OK, that last one is completely valid, but rather tame.

Truth is, lots of religious believers wrestle with Halloween for a variety of reasons — including people who would simply prefer to emphasize the feasts of All Saints Day and All Souls Day. Lots of churches will hold events with children in costumes — dressed up as their patron saints.

Then there’s the whole question of Hollywood providing all the occult-scary imagery for this event, along with the rather recent trend toward young adults in skimpy, sexy “fill in the blank” costumes.

So with all of that in mind, let me ask reporters to consider doing a feature this year on how clergy, parents and believers in ancient churches wrestle with these issues. I am referring to an op-ed at The Washington Times by a friend of mine, Father Andrew Stephen Damick — who is an online apologetics scribe working with the Antiochian Orthodox Church here in America. Here’s the double-decker headline:

Should Christians participate in Halloween?

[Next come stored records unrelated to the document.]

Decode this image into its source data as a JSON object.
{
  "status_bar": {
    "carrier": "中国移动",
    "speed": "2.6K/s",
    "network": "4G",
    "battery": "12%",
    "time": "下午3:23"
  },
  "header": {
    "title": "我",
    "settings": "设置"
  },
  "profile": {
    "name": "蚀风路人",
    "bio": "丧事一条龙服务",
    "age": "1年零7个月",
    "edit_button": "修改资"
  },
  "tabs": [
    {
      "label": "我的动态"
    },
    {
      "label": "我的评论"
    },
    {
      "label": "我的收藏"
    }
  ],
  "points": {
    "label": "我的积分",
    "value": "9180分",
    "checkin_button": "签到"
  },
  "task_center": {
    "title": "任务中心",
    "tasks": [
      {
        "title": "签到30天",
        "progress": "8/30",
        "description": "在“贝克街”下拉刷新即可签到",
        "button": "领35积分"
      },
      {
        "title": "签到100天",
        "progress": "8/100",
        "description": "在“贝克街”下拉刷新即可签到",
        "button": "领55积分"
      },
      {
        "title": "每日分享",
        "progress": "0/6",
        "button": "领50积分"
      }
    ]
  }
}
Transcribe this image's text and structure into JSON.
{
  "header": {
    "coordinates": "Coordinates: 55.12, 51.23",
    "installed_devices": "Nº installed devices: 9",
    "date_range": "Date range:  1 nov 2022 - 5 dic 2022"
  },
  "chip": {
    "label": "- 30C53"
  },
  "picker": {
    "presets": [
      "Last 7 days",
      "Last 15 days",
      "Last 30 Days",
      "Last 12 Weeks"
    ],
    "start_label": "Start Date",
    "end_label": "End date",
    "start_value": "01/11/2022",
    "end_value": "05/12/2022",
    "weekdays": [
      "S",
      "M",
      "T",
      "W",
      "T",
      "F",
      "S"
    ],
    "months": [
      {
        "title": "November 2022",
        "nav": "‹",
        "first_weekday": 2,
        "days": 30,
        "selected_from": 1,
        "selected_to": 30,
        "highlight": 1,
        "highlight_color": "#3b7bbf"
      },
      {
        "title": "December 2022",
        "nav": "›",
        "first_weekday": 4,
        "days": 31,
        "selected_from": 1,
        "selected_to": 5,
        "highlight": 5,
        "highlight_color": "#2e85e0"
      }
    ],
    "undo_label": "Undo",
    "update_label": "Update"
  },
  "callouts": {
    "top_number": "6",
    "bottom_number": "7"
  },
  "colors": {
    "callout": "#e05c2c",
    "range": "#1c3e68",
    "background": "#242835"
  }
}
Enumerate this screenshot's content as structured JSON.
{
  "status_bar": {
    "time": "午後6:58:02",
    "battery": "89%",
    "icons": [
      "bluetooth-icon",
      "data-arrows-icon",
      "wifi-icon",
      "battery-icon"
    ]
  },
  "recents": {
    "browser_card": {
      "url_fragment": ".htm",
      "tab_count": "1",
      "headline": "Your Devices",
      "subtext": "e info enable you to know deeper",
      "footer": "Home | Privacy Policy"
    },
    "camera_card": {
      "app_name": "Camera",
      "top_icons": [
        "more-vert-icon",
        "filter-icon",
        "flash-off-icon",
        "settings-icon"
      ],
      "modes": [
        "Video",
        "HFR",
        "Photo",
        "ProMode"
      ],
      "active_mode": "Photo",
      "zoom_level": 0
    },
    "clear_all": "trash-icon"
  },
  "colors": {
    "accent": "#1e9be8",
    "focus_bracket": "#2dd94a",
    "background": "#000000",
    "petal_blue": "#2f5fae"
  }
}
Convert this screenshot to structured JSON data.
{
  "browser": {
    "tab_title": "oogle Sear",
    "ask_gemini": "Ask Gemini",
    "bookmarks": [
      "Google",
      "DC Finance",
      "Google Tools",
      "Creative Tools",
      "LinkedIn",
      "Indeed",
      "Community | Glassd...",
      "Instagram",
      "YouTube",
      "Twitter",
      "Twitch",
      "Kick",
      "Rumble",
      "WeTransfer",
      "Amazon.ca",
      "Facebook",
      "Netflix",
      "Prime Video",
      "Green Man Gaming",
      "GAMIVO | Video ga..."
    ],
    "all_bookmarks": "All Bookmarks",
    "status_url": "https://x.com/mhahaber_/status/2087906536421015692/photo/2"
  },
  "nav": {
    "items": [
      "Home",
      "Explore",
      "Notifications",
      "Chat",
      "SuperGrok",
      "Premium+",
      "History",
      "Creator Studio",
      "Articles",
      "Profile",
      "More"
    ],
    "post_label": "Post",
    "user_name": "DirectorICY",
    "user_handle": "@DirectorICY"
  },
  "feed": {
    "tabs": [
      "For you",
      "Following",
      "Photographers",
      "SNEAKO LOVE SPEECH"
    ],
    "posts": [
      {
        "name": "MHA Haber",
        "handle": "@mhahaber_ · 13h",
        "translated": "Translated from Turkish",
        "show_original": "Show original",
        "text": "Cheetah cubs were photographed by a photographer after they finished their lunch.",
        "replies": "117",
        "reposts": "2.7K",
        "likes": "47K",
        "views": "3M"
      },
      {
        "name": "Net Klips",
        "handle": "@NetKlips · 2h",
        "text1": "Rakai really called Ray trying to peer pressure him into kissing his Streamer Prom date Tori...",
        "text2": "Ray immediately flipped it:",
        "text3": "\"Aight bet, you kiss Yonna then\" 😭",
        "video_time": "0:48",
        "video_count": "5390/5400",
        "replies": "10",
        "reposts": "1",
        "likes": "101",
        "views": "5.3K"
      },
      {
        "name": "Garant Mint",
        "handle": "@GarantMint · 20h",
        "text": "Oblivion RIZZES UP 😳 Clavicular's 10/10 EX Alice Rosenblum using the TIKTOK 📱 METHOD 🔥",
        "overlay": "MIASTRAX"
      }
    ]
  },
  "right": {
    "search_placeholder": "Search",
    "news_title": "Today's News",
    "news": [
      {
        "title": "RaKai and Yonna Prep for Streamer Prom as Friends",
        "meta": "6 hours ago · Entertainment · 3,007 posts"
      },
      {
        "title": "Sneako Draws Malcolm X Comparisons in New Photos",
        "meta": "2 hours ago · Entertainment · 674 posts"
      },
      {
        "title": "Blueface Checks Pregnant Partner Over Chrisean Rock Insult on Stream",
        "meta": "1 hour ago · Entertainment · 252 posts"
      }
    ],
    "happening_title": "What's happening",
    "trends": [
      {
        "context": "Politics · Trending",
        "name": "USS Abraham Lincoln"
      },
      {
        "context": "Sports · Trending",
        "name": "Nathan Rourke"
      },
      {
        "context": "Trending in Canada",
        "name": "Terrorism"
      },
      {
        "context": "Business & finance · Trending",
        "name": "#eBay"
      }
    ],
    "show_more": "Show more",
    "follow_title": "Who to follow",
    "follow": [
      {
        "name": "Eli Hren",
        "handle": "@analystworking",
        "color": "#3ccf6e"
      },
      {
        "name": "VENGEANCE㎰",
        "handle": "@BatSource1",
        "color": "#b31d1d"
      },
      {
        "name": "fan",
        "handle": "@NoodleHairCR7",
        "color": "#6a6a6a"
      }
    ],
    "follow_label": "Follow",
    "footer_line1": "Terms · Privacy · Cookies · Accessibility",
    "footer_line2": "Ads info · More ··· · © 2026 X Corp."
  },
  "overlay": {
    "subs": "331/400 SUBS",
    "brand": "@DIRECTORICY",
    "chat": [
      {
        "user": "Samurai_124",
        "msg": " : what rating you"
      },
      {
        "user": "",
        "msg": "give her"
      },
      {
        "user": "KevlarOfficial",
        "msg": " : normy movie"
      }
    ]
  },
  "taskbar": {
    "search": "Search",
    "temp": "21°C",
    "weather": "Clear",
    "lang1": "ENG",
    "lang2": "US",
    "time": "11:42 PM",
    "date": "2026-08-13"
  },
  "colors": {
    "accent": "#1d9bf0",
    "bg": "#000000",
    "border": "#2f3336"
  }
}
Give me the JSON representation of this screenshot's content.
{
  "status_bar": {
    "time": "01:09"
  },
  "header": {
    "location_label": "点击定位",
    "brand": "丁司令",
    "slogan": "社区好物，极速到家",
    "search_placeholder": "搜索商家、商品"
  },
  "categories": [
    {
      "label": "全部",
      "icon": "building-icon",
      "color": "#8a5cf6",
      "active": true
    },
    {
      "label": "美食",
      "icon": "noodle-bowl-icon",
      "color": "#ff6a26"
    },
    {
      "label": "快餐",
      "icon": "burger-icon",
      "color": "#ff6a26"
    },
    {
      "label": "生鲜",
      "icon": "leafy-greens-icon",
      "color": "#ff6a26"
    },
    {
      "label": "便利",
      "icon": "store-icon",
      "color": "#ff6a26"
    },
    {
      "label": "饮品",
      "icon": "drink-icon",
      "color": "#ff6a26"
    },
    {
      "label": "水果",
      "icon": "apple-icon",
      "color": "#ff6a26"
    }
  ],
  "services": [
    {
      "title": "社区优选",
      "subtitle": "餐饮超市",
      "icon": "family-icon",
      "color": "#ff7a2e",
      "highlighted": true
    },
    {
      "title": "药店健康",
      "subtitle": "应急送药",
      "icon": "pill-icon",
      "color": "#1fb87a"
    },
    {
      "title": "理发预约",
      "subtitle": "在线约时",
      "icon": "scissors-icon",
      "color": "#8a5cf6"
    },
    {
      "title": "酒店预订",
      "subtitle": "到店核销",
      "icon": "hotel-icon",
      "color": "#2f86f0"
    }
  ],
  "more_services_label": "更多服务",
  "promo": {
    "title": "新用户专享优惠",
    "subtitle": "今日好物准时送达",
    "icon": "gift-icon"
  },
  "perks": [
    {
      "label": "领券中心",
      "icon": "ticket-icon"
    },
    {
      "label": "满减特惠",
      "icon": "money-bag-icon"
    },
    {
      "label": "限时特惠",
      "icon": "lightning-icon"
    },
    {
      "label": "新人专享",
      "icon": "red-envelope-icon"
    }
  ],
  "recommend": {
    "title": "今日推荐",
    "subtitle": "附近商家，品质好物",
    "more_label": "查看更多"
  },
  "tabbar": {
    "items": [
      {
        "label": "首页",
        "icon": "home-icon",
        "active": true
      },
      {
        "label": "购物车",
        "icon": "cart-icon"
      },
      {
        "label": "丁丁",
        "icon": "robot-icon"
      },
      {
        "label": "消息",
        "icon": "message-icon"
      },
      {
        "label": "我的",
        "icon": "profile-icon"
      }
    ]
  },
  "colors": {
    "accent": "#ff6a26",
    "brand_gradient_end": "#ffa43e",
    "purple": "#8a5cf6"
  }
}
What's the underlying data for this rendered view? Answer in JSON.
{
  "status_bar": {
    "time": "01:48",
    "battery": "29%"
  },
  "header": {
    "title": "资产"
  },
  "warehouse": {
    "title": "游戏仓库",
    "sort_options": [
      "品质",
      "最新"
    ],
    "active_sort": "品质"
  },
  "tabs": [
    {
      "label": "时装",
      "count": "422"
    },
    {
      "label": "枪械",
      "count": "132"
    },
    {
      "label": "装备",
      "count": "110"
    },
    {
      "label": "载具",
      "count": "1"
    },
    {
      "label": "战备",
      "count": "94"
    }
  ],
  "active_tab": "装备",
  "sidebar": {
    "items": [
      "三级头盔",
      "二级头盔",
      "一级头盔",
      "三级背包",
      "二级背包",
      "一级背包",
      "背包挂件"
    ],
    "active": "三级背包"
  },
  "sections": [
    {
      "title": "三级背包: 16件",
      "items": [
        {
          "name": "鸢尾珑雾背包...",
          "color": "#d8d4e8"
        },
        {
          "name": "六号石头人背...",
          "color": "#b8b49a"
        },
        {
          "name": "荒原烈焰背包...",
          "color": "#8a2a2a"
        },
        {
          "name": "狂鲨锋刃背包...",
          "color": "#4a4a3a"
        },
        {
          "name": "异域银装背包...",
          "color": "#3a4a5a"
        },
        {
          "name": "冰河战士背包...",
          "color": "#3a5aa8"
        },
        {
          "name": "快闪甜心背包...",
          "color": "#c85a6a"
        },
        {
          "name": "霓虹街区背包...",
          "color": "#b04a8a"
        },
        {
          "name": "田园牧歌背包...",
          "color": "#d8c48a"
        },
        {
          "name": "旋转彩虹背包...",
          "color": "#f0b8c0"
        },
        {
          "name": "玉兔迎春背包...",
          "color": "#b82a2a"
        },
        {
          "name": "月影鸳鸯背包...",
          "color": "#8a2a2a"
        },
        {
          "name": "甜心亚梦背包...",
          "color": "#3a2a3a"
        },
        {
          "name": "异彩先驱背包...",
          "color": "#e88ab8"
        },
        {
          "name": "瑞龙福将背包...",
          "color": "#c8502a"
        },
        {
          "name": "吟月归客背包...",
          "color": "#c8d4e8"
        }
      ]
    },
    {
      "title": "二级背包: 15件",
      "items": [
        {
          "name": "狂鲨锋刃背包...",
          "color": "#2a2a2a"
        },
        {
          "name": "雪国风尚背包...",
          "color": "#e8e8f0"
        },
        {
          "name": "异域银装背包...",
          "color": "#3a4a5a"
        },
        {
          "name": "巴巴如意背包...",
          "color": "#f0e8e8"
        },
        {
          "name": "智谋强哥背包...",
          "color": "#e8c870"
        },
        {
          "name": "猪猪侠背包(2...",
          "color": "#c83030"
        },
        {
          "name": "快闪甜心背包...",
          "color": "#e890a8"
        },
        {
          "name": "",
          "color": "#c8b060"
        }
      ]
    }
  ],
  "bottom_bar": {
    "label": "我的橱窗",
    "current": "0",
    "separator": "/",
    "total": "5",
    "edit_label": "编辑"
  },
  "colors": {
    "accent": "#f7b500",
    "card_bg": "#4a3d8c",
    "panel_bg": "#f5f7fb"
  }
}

Halloween is about demons. No, that's not a problem

The essay starts exactly where journalists tend to start when thinking about stories of this kind:

Every October, Christians trash each other on social media over Halloween. Is it harmless costumes and candy? Participation in the occult, cavorting with demons? Co-opting a pagan holiday?

Christians believe demons are real. The Bible talks about them. Most Christians agree that you should stay away from them.